Speedy Gonzales crítica con ironía y desdén los argumentos de quienes defienden las corridas de toros. ¿Creerá acaso que sus argumentos en contra de ellas son sustentables o que por lo menos se fundamentan en premisas válidas, en terreno sólido?Posiblemente lo crea. Ya durante años ha dado muestras de una ingenuidad desbordada, y al parecer incurable. Pero como no tenemos la obligación de creerle, por lo menos no todos, me doy a la tarea de desmenuzar lo que él cree argumentos.
Gonzales pone como paradigma de "civilización" la supresión de las corridas de toros. Una comunidad humana que condena o excluye de sus costumbres o tradiciones las corridas, es "culta y civilizada", según él. Pues bien, no hace mucho la realidad se ha encargado de echar por tierra tan poco afortunada afirmación. Las imágenes propaladas por la televisión mundial de un "civilizado" catalán pateando repetidamente la cara de una adolescente ecuatoriana, no fue sino el comienzo de un horror mayor. Días después nos enteramos de que el cobarde agresor había sido absuelto por un "civilizado" juez catalán. Y en los días sucesivos nos enteramos con pasmo que no se trataba de un caso de excepción.
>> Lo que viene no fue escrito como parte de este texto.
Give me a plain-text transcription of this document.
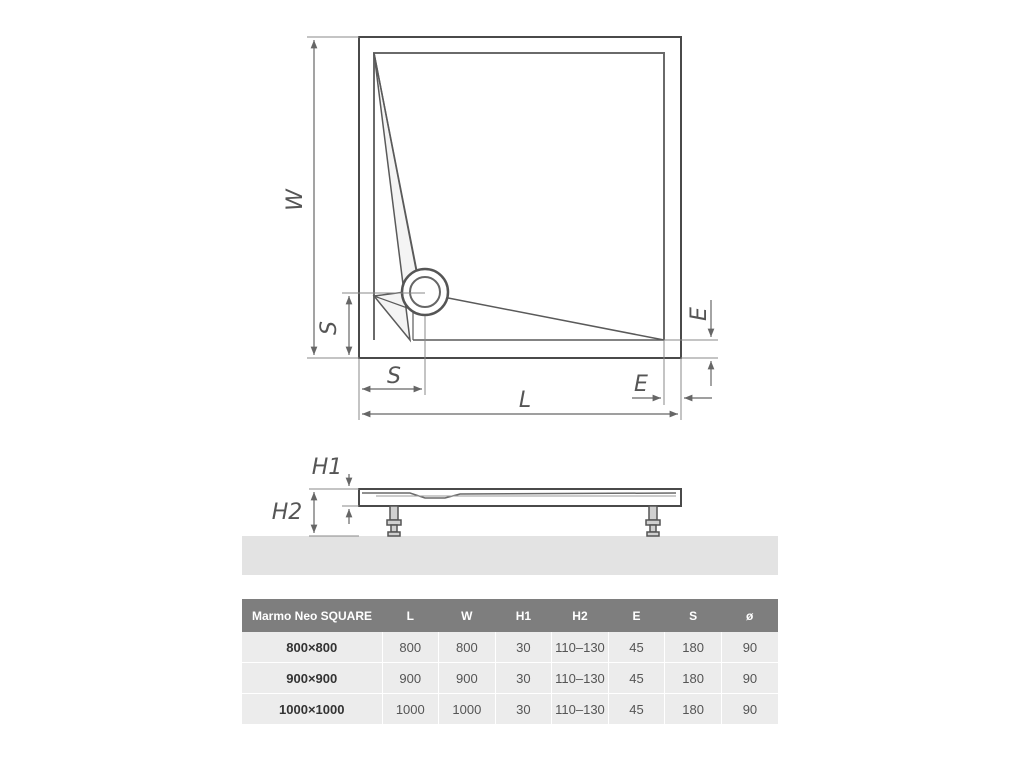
W
S
S
L
E
E
H1
H2
Marmo Neo SQUARE	L	W	H1	H2	E	S	ø
800×800	800	800	30	110–130	45	180	90
900×900	900	900	30	110–130	45	180	90
1000×1000	1000	1000	30	110–130	45	180	90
Las estadísticas que se desprendieron del acontecimiento nos hicieron saber que la "civilizada y culta" Barcelona (según Gonzales) era una más de las urbes europeas "civilizadas" donde se entronizaban con mayor magnitud y crueldad el racismo y la xenofobia. Y también sirvió para demostrar la cualidad gaseosa e irreflexiva de los "argumentos" de Speedy Gonzales. Y digo eso por no decir: charlatanería.
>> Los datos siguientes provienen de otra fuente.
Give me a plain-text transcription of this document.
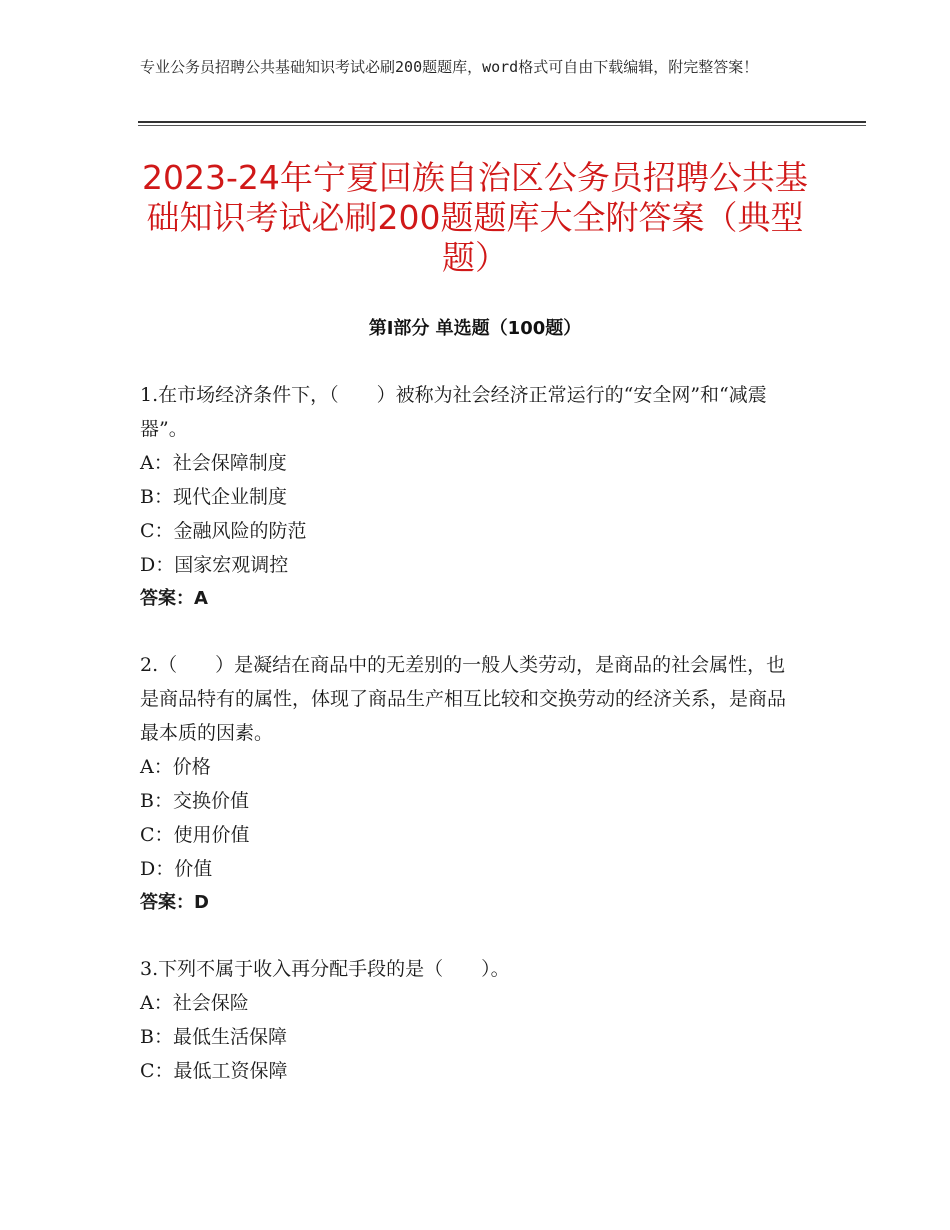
专业公务员招聘公共基础知识考试必刷200题题库，word格式可自由下载编辑，附完整答案！
2023-24年宁夏回族自治区公务员招聘公共基础知识考试必刷200题题库大全附答案（典型题）
第Ⅰ部分 单选题（100题）

1.在市场经济条件下，（　　）被称为社会经济正常运行的“安全网”和“减震器”。

A：社会保障制度

B：现代企业制度

C：金融风险的防范

D：国家宏观调控

答案：A

2.（　　）是凝结在商品中的无差别的一般人类劳动，是商品的社会属性，也是商品特有的属性，体现了商品生产相互比较和交换劳动的经济关系，是商品最本质的因素。

A：价格

B：交换价值

C：使用价值

D：价值

答案：D

3.下列不属于收入再分配手段的是（　　）。

A：社会保险

B：最低生活保障

C：最低工资保障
Es que el repudio o la censura a las corridas de toros no es la piedra de toque para determinar si una sociedad es civilizada o no, como desinformada, maliciosa o atolondradamente pretende Gonzales. La postura cultural de Gonzales entra en conflicto con la realidad. Lo que propone se parece demasiado a lo que proponían y siguen proponiendo los fundamentalismos, los sectarismos sanguinarios, los fanatismos perversos. Lo que propone Gonzales es nada más que la imposición de una cultura, de "su" cultura (porque una cultura es, entre otras cosas, una manera de pensar y una manera de plantear soluciones); propone el no respeto a las culturas divergentes, a las subculturas, el no respeto a las diferencias. ¿Acaso las coronas imperiales de los siglos de expansión no colonizaban territorios para imponer su cultura? El colonialismo, la guerra, los genocidios, la explotación, no son sino los tentáculos malsanos de una cultura. ¿No recuerda, o no sabe, Gonzales que durante la conquista española en el siglo XV, bajo el pretexto de la "extirpación de idolatrías" las culturas nativas fueron sometidas a sangre y fuego?
Este remodelado extirpador de idolatrías, Gonzales, pretende escudarse en frases, no en propuestas de interculturalidad. Dos de sus frases más manidas nos dicen que lo hace "por defender la vida" y "que torturar animales es un salvajismo". Bien, pero pretender actualizar, por lo menos en el discurso, argumentos doctrinarios (prácticas culturales) que han sido punto de partida para mentes enfermas, para genocidas, que han sido fundamento de la Inquisición, del McCarthysmo, del Ku Klux Clan, de chauvinismos agresivos, de cacerías de brujas y de toda laya de regímenes represivos y de intolerancias ¿no es acaso más salvaje que la matanza de animales? ¿El salvajismo que puede hallarse en un ruedo taurino empalidece hasta casi desaparecer frente al salvajismo y la barbarie de esas mentes retorcidas y patológicas que pretenden reactualizar métodos sociales que la civilización, la verdadera civilización, se esfuerza en superar y dejar atrás. No olvidemos que los gandes actos de barbarie que conmocionaron al hombre a lo largo de su historia han sido iniciados en nombre de la fe, de la salvación de las almas, de la "civilización", de la "verdad", de lo "correcto"y de otras "nobles causas".
¿Estamos ante un sociópata?
Quienes aman el buen rock habrán reconocido de inmediato a la chica de la foto con que encabezo este post. Un ícono de los grandes.